A Strike/Flight Numeral is a Department of the Navy device that may be awarded for wear on the Air Medal to individuals serving in any capacity in the United States Armed Forces. A Strike/Flight Award is awarded to individuals for meritorious achievement while participating in sustained aerial flight operations, under flight orders. Strike/Flight Numerals are bronze Arabic numerals 5/16 inch in height and are worn to denote the total number of Strike/Flight awards.

Only personnel under flight orders are eligible to receive the strike/flight award of an Air Medal. Officers in the rank of Captain (Colonel in the Marine Corps) or above are not eligible for award of the Air Medal on a strike/flight basis unless the sorties they fly are required in the performance of their regular duties.

- Strikes are sorties that deliver ordnance against the enemy, insert or extract assault personnel, or engage in Search and Rescue (SAR) operations that encounter enemy opposition.
- Flights are sorties that deliver ordnance against the enemy, insert or extract assault personnel, or engage in Search and Rescue (SAR) operations that encounter no enemy opposition. The distinguishing feature of a flight is that although it takes place in a nominally hostile environment, it does not encounter enemy opposition.
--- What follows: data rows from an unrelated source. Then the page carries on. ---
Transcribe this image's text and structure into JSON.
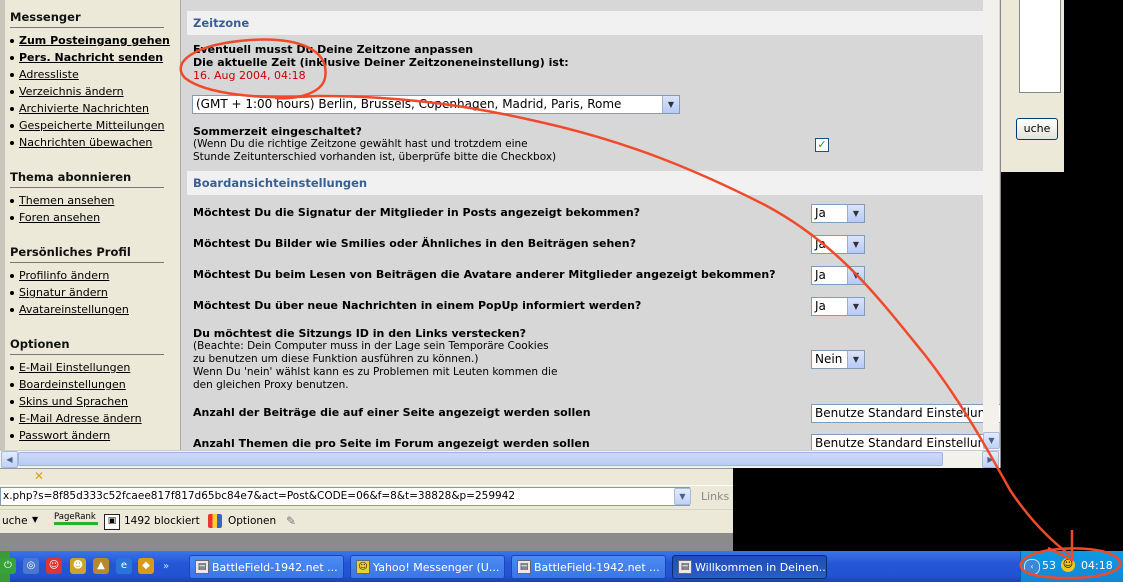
{
  "sidebar": {
    "sections": [
      {
        "title": "Messenger",
        "items": [
          "Zum Posteingang gehen",
          "Pers. Nachricht senden",
          "Adressliste",
          "Verzeichnis ändern",
          "Archivierte Nachrichten",
          "Gespeicherte Mitteilungen",
          "Nachrichten übewachen"
        ]
      },
      {
        "title": "Thema abonnieren",
        "items": [
          "Themen ansehen",
          "Foren ansehen"
        ]
      },
      {
        "title": "Persönliches Profil",
        "items": [
          "Profilinfo ändern",
          "Signatur ändern",
          "Avatareinstellungen"
        ]
      },
      {
        "title": "Optionen",
        "items": [
          "E-Mail Einstellungen",
          "Boardeinstellungen",
          "Skins und Sprachen",
          "E-Mail Adresse ändern",
          "Passwort ändern"
        ]
      }
    ]
  },
  "timezone": {
    "header": "Zeitzone",
    "line1": "Eventuell musst Du Deine Zeitzone anpassen",
    "line2": "Die aktuelle Zeit (inklusive Deiner Zeitzoneneinstellung) ist:",
    "current_time": "16. Aug 2004, 04:18",
    "selected": "(GMT + 1:00 hours) Berlin, Brussels, Copenhagen, Madrid, Paris, Rome",
    "dst_question": "Sommerzeit eingeschaltet?",
    "dst_note1": "(Wenn Du die richtige Zeitzone gewählt hast und trotzdem eine",
    "dst_note2": "Stunde Zeitunterschied vorhanden ist, überprüfe bitte die Checkbox)",
    "dst_checked": "✓"
  },
  "board": {
    "header": "Boardansichteinstellungen",
    "q1": "Möchtest Du die Signatur der Mitglieder in Posts angezeigt bekommen?",
    "q2": "Möchtest Du Bilder wie Smilies oder Ähnliches in den Beiträgen sehen?",
    "q3": "Möchtest Du beim Lesen von Beiträgen die Avatare anderer Mitglieder angezeigt bekommen?",
    "q4": "Möchtest Du über neue Nachrichten in einem PopUp informiert werden?",
    "a1": "Ja",
    "a2": "Ja",
    "a3": "Ja",
    "a4": "Ja",
    "sid_question": "Du möchtest die Sitzungs ID in den Links verstecken?",
    "sid_note1": "(Beachte: Dein Computer muss in der Lage sein Temporäre Cookies",
    "sid_note2": "zu benutzen um diese Funktion ausführen zu können.)",
    "sid_note3": "Wenn Du 'nein' wählst kann es zu Problemen mit Leuten kommen die",
    "sid_note4": "den gleichen Proxy benutzen.",
    "sid_answer": "Nein",
    "posts_question": "Anzahl der Beiträge die auf einer Seite angezeigt werden sollen",
    "posts_value": "Benutze Standard Einstellung",
    "topics_question": "Anzahl Themen die pro Seite im Forum angezeigt werden sollen",
    "topics_value": "Benutze Standard Einstellung"
  },
  "background_window": {
    "button": "uche"
  },
  "browser": {
    "address": "x.php?s=8f85d333c52fcaee817f817d65bc84e7&act=Post&CODE=06&f=8&t=38828&p=259942",
    "links_label": "Links",
    "search_label": "uche",
    "pagerank_label": "PageRank",
    "blocked_label": "1492 blockiert",
    "options_label": "Optionen"
  },
  "taskbar": {
    "buttons": [
      "BattleField-1942.net ...",
      "Yahoo! Messenger (U...",
      "BattleField-1942.net ...",
      "Willkommen in Deinen..."
    ],
    "tray_count": "53",
    "clock": "04:18"
  },
  "colors": {
    "annotation": "#f04a2a",
    "header_text": "#3a5f94",
    "time_red": "#cc0000"
  }
}
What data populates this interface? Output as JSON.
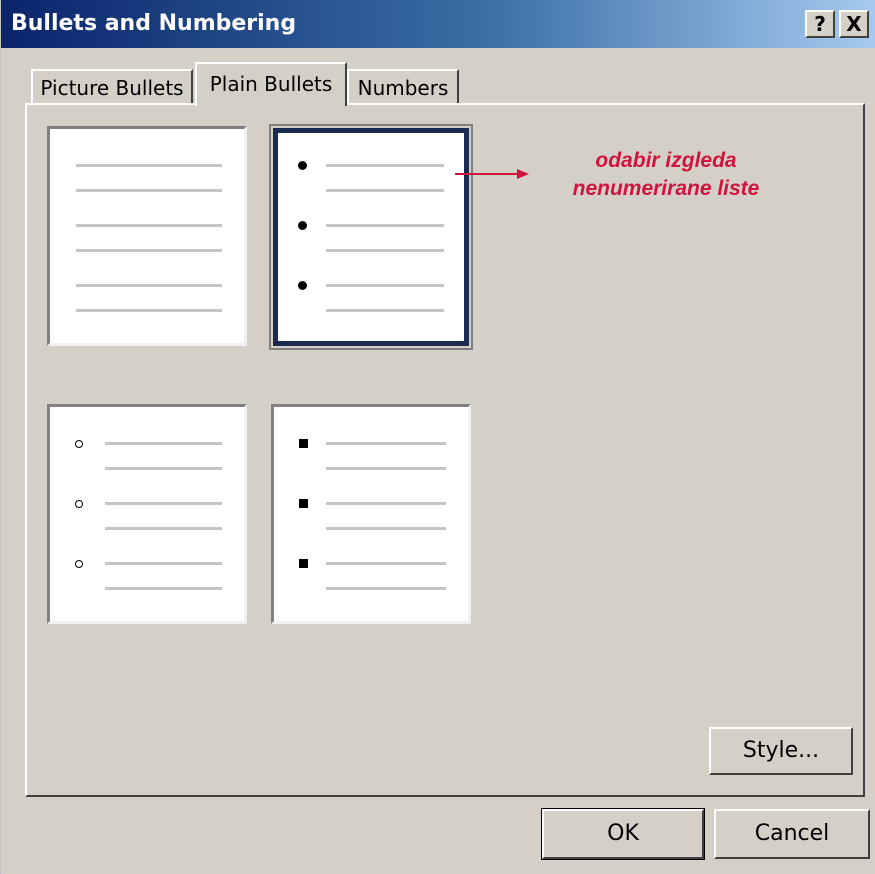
{
  "window": {
    "title": "Bullets and Numbering",
    "help_label": "?",
    "close_label": "X"
  },
  "tabs": [
    {
      "label": "Picture Bullets",
      "selected": false
    },
    {
      "label": "Plain Bullets",
      "selected": true
    },
    {
      "label": "Numbers",
      "selected": false
    }
  ],
  "options": [
    {
      "name": "none",
      "bullet": "none",
      "selected": false
    },
    {
      "name": "disc",
      "bullet": "filled-circle",
      "selected": true
    },
    {
      "name": "circle",
      "bullet": "hollow-circle",
      "selected": false
    },
    {
      "name": "square",
      "bullet": "filled-square",
      "selected": false
    }
  ],
  "annotation": {
    "line1": "odabir izgleda",
    "line2": "nenumerirane liste",
    "color": "#d2143c"
  },
  "buttons": {
    "style_label": "Style...",
    "ok_label": "OK",
    "cancel_label": "Cancel"
  }
}
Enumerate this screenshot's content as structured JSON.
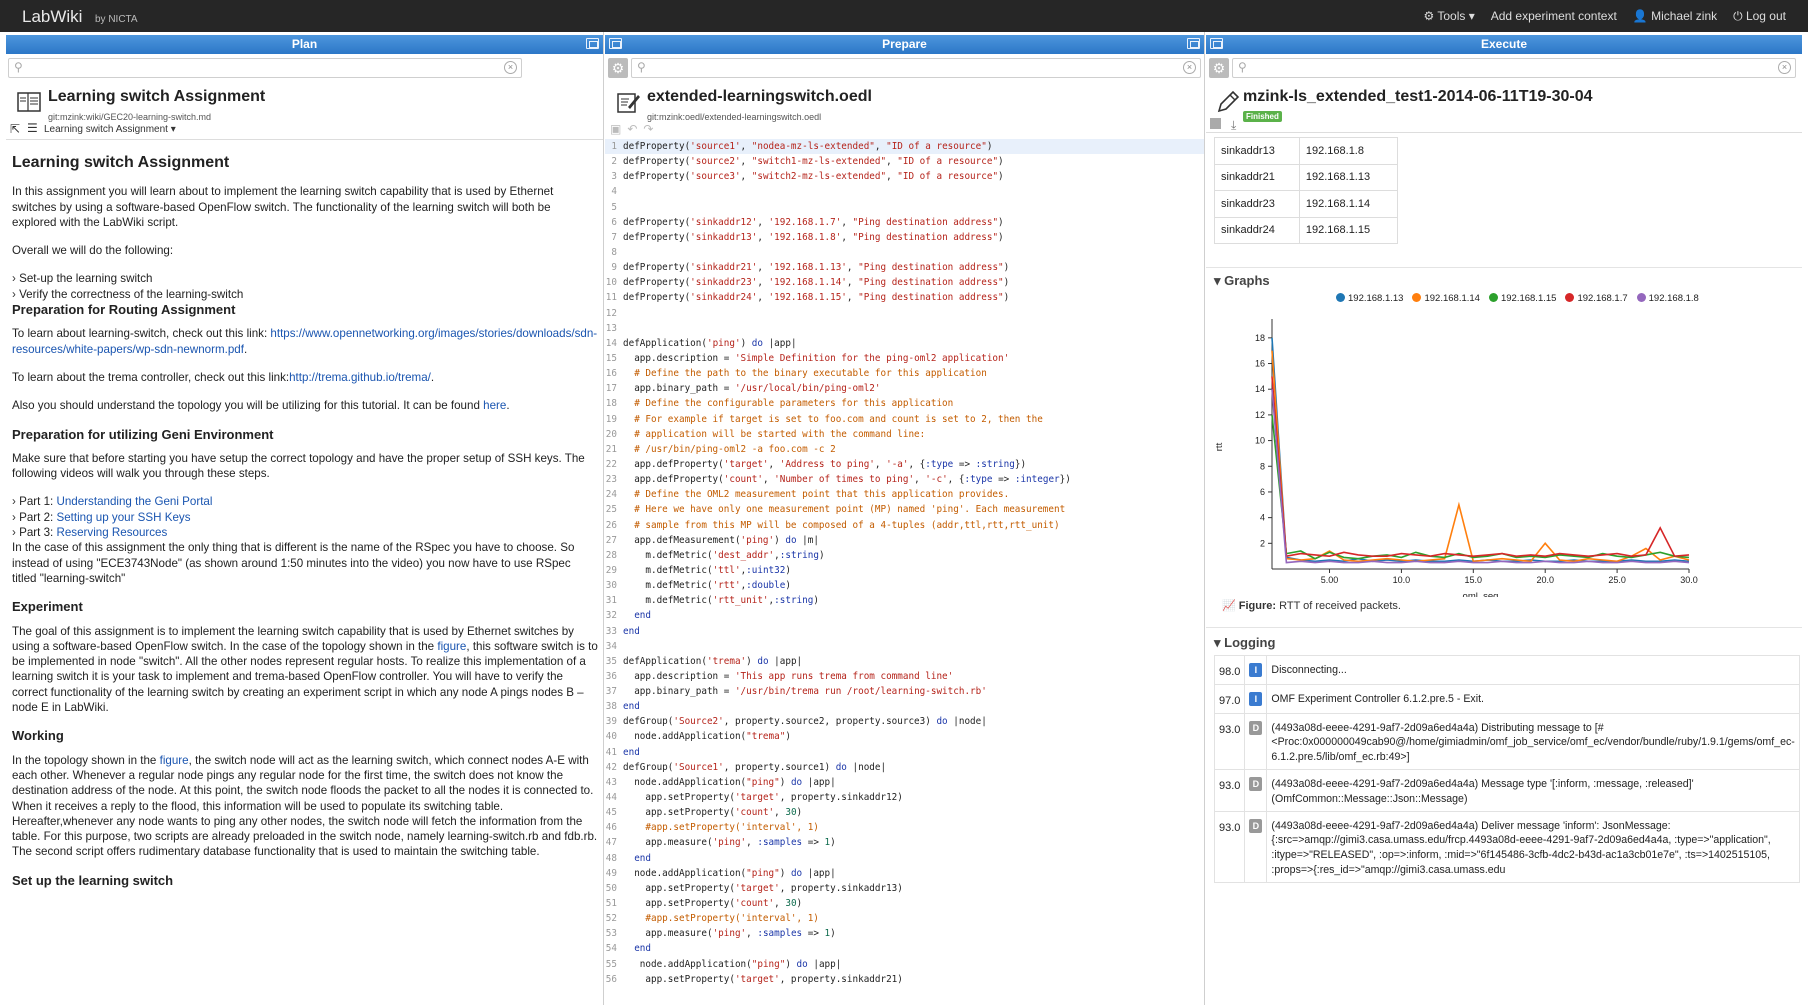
{
  "topbar": {
    "brand": "LabWiki",
    "byline": "by NICTA",
    "tools": "⚙ Tools ▾",
    "add_context": "Add experiment context",
    "user": "👤 Michael zink",
    "logout": "⏻ Log out"
  },
  "plan": {
    "header": "Plan",
    "doc_title": "Learning switch Assignment",
    "doc_path": "git:mzink:wiki/GEC20-learning-switch.md",
    "toolbar_label": "Learning switch Assignment",
    "h1": "Learning switch Assignment",
    "intro": "In this assignment you will learn about to implement the learning switch capability that is used by Ethernet switches by using a software-based OpenFlow switch. The functionality of the learning switch will both be explored with the LabWiki script.",
    "overall": "Overall we will do the following:",
    "bullets": [
      "Set-up the learning switch",
      "Verify the correctness of the learning-switch"
    ],
    "h_routing": "Preparation for Routing Assignment",
    "routing_text": "To learn about learning-switch, check out this link: ",
    "routing_link": "https://www.opennetworking.org/images/stories/downloads/sdn-resources/white-papers/wp-sdn-newnorm.pdf",
    "routing_end": ".",
    "trema_text": "To learn about the trema controller, check out this link:",
    "trema_link": "http://trema.github.io/trema/",
    "trema_end": ".",
    "topology_text": "Also you should understand the topology you will be utilizing for this tutorial. It can be found ",
    "topology_link": "here",
    "topology_end": ".",
    "h_geni": "Preparation for utilizing Geni Environment",
    "geni_text": "Make sure that before starting you have setup the correct topology and have the proper setup of SSH keys. The following videos will walk you through these steps.",
    "parts": [
      {
        "label": "Part 1: ",
        "link": "Understanding the Geni Portal"
      },
      {
        "label": "Part 2: ",
        "link": "Setting up your SSH Keys"
      },
      {
        "label": "Part 3: ",
        "link": "Reserving Resources"
      }
    ],
    "rspec_text": "In the case of this assignment the only thing that is different is the name of the RSpec you have to choose. So instead of using \"ECE3743Node\" (as shown around 1:50 minutes into the video) you now have to use RSpec titled \"learning-switch\"",
    "h_experiment": "Experiment",
    "exp_text1": "The goal of this assignment is to implement the learning switch capability that is used by Ethernet switches by using a software-based OpenFlow switch. In the case of the topology shown in the ",
    "exp_link": "figure",
    "exp_text2": ", this software switch is to be implemented in node \"switch\". All the other nodes represent regular hosts. To realize this implementation of a learning switch it is your task to implement and trema-based OpenFlow controller. You will have to verify the correct functionality of the learning switch by creating an experiment script in which any node A pings nodes B – node E in LabWiki.",
    "h_working": "Working",
    "work_text1": "In the topology shown in the ",
    "work_link": "figure",
    "work_text2": ", the switch node will act as the learning switch, which connect nodes A-E with each other. Whenever a regular node pings any regular node for the first time, the switch does not know the destination address of the node. At this point, the switch node floods the packet to all the nodes it is connected to. When it receives a reply to the flood, this information will be used to populate its switching table. Hereafter,whenever any node wants to ping any other nodes, the switch node will fetch the information from the table. For this purpose, two scripts are already preloaded in the switch node, namely learning-switch.rb and fdb.rb. The second script offers rudimentary database functionality that is used to maintain the switching table.",
    "h_setup": "Set up the learning switch"
  },
  "prepare": {
    "header": "Prepare",
    "doc_title": "extended-learningswitch.oedl",
    "doc_path": "git:mzink:oedl/extended-learningswitch.oedl",
    "code": [
      "defProperty('source1', \"nodea-mz-ls-extended\", \"ID of a resource\")",
      "defProperty('source2', \"switch1-mz-ls-extended\", \"ID of a resource\")",
      "defProperty('source3', \"switch2-mz-ls-extended\", \"ID of a resource\")",
      "",
      "",
      "defProperty('sinkaddr12', '192.168.1.7', \"Ping destination address\")",
      "defProperty('sinkaddr13', '192.168.1.8', \"Ping destination address\")",
      "",
      "defProperty('sinkaddr21', '192.168.1.13', \"Ping destination address\")",
      "defProperty('sinkaddr23', '192.168.1.14', \"Ping destination address\")",
      "defProperty('sinkaddr24', '192.168.1.15', \"Ping destination address\")",
      "",
      "",
      "defApplication('ping') do |app|",
      "  app.description = 'Simple Definition for the ping-oml2 application'",
      "  # Define the path to the binary executable for this application",
      "  app.binary_path = '/usr/local/bin/ping-oml2'",
      "  # Define the configurable parameters for this application",
      "  # For example if target is set to foo.com and count is set to 2, then the",
      "  # application will be started with the command line:",
      "  # /usr/bin/ping-oml2 -a foo.com -c 2",
      "  app.defProperty('target', 'Address to ping', '-a', {:type => :string})",
      "  app.defProperty('count', 'Number of times to ping', '-c', {:type => :integer})",
      "  # Define the OML2 measurement point that this application provides.",
      "  # Here we have only one measurement point (MP) named 'ping'. Each measurement",
      "  # sample from this MP will be composed of a 4-tuples (addr,ttl,rtt,rtt_unit)",
      "  app.defMeasurement('ping') do |m|",
      "    m.defMetric('dest_addr',:string)",
      "    m.defMetric('ttl',:uint32)",
      "    m.defMetric('rtt',:double)",
      "    m.defMetric('rtt_unit',:string)",
      "  end",
      "end",
      "",
      "defApplication('trema') do |app|",
      "  app.description = 'This app runs trema from command line'",
      "  app.binary_path = '/usr/bin/trema run /root/learning-switch.rb'",
      "end",
      "defGroup('Source2', property.source2, property.source3) do |node|",
      "  node.addApplication(\"trema\")",
      "end",
      "defGroup('Source1', property.source1) do |node|",
      "  node.addApplication(\"ping\") do |app|",
      "    app.setProperty('target', property.sinkaddr12)",
      "    app.setProperty('count', 30)",
      "    #app.setProperty('interval', 1)",
      "    app.measure('ping', :samples => 1)",
      "  end",
      "  node.addApplication(\"ping\") do |app|",
      "    app.setProperty('target', property.sinkaddr13)",
      "    app.setProperty('count', 30)",
      "    #app.setProperty('interval', 1)",
      "    app.measure('ping', :samples => 1)",
      "  end",
      "   node.addApplication(\"ping\") do |app|",
      "    app.setProperty('target', property.sinkaddr21)"
    ]
  },
  "execute": {
    "header": "Execute",
    "doc_title": "mzink-ls_extended_test1-2014-06-11T19-30-04",
    "status": "Finished",
    "props": [
      {
        "name": "sinkaddr13",
        "value": "192.168.1.8"
      },
      {
        "name": "sinkaddr21",
        "value": "192.168.1.13"
      },
      {
        "name": "sinkaddr23",
        "value": "192.168.1.14"
      },
      {
        "name": "sinkaddr24",
        "value": "192.168.1.15"
      }
    ],
    "graphs_title": "▾ Graphs",
    "figure_label": "Figure:",
    "figure_caption": " RTT of received packets.",
    "logging_title": "▾ Logging",
    "logs": [
      {
        "time": "98.0",
        "level": "i",
        "icon": "I",
        "msg": "Disconnecting..."
      },
      {
        "time": "97.0",
        "level": "i",
        "icon": "I",
        "msg": "OMF Experiment Controller 6.1.2.pre.5 - Exit."
      },
      {
        "time": "93.0",
        "level": "d",
        "icon": "D",
        "msg": "(4493a08d-eeee-4291-9af7-2d09a6ed4a4a) Distributing message to [#<Proc:0x000000049cab90@/home/gimiadmin/omf_job_service/omf_ec/vendor/bundle/ruby/1.9.1/gems/omf_ec-6.1.2.pre.5/lib/omf_ec.rb:49>]"
      },
      {
        "time": "93.0",
        "level": "d",
        "icon": "D",
        "msg": "(4493a08d-eeee-4291-9af7-2d09a6ed4a4a) Message type '[:inform, :message, :released]' (OmfCommon::Message::Json::Message)"
      },
      {
        "time": "93.0",
        "level": "d",
        "icon": "D",
        "msg": "(4493a08d-eeee-4291-9af7-2d09a6ed4a4a) Deliver message 'inform': JsonMessage: {:src=>amqp://gimi3.casa.umass.edu/frcp.4493a08d-eeee-4291-9af7-2d09a6ed4a4a, :type=>\"application\", :itype=>\"RELEASED\", :op=>:inform, :mid=>\"6f145486-3cfb-4dc2-b43d-ac1a3cb01e7e\", :ts=>1402515105, :props=>{:res_id=>\"amqp://gimi3.casa.umass.edu"
      }
    ]
  },
  "chart_data": {
    "type": "line",
    "xlabel": "oml_seq",
    "ylabel": "rtt",
    "xlim": [
      1,
      30
    ],
    "ylim": [
      0,
      19
    ],
    "x_ticks": [
      "5.00",
      "10.0",
      "15.0",
      "20.0",
      "25.0",
      "30.0"
    ],
    "y_ticks": [
      "2",
      "4",
      "6",
      "8",
      "10",
      "12",
      "14",
      "16",
      "18"
    ],
    "legend_position": "top",
    "x": [
      1,
      2,
      3,
      4,
      5,
      6,
      7,
      8,
      9,
      10,
      11,
      12,
      13,
      14,
      15,
      16,
      17,
      18,
      19,
      20,
      21,
      22,
      23,
      24,
      25,
      26,
      27,
      28,
      29,
      30
    ],
    "series": [
      {
        "name": "192.168.1.13",
        "color": "#1f77b4",
        "values": [
          18,
          0.9,
          0.7,
          0.6,
          0.7,
          0.6,
          0.8,
          0.6,
          0.7,
          0.6,
          0.7,
          0.6,
          0.6,
          0.7,
          0.6,
          0.7,
          0.6,
          0.6,
          0.7,
          0.6,
          0.6,
          0.7,
          0.6,
          0.6,
          0.6,
          0.7,
          0.6,
          0.6,
          0.7,
          0.6
        ]
      },
      {
        "name": "192.168.1.14",
        "color": "#ff7f0e",
        "values": [
          17,
          0.8,
          0.7,
          0.8,
          1.4,
          0.7,
          0.6,
          0.7,
          0.8,
          0.7,
          0.6,
          0.7,
          0.8,
          5.0,
          0.6,
          0.7,
          0.8,
          0.7,
          0.6,
          2.0,
          0.7,
          0.6,
          0.8,
          0.7,
          0.6,
          1.0,
          1.6,
          0.7,
          1.0,
          0.7
        ]
      },
      {
        "name": "192.168.1.15",
        "color": "#2ca02c",
        "values": [
          12,
          1.2,
          1.4,
          0.8,
          1.3,
          0.9,
          0.8,
          1.0,
          1.1,
          0.9,
          1.3,
          1.0,
          0.9,
          1.2,
          0.9,
          1.0,
          1.2,
          0.9,
          1.0,
          0.9,
          1.1,
          1.0,
          0.9,
          1.2,
          1.0,
          0.9,
          1.1,
          1.3,
          1.0,
          0.9
        ]
      },
      {
        "name": "192.168.1.7",
        "color": "#d62728",
        "values": [
          15,
          1.0,
          1.2,
          1.1,
          1.0,
          1.3,
          1.1,
          1.0,
          1.0,
          1.2,
          1.1,
          1.0,
          1.2,
          1.1,
          1.0,
          1.1,
          1.2,
          1.0,
          1.1,
          1.0,
          1.2,
          1.1,
          1.0,
          1.1,
          1.2,
          1.0,
          1.1,
          3.2,
          1.0,
          1.1
        ]
      },
      {
        "name": "192.168.1.8",
        "color": "#9467bd",
        "values": [
          14,
          0.5,
          0.6,
          0.5,
          0.6,
          0.5,
          0.5,
          0.6,
          0.5,
          0.5,
          0.6,
          0.5,
          0.5,
          0.6,
          0.5,
          0.5,
          0.6,
          0.5,
          0.5,
          0.6,
          0.5,
          0.5,
          0.6,
          0.5,
          0.5,
          0.6,
          0.5,
          0.5,
          0.6,
          0.5
        ]
      }
    ]
  }
}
As of September 27, 2006, gold 5/16 inch Arabic numerals are used to denote the number of "Individual" Air Medals. This is a return to the standard used before November 22, 1989. In the interval between November 22, 1989, and September 27, 2006, bronze, gold, and silver 5/16 inch stars denoted the number of "Individual" Air Medals awarded. A bronze star was used to denote a first award and gold stars were used for the second through the fifth awards, seventh through tenth awards, and so on. Silver stars were used in lieu of five gold stars, and denote the sixth and eleventh (and so on) awards.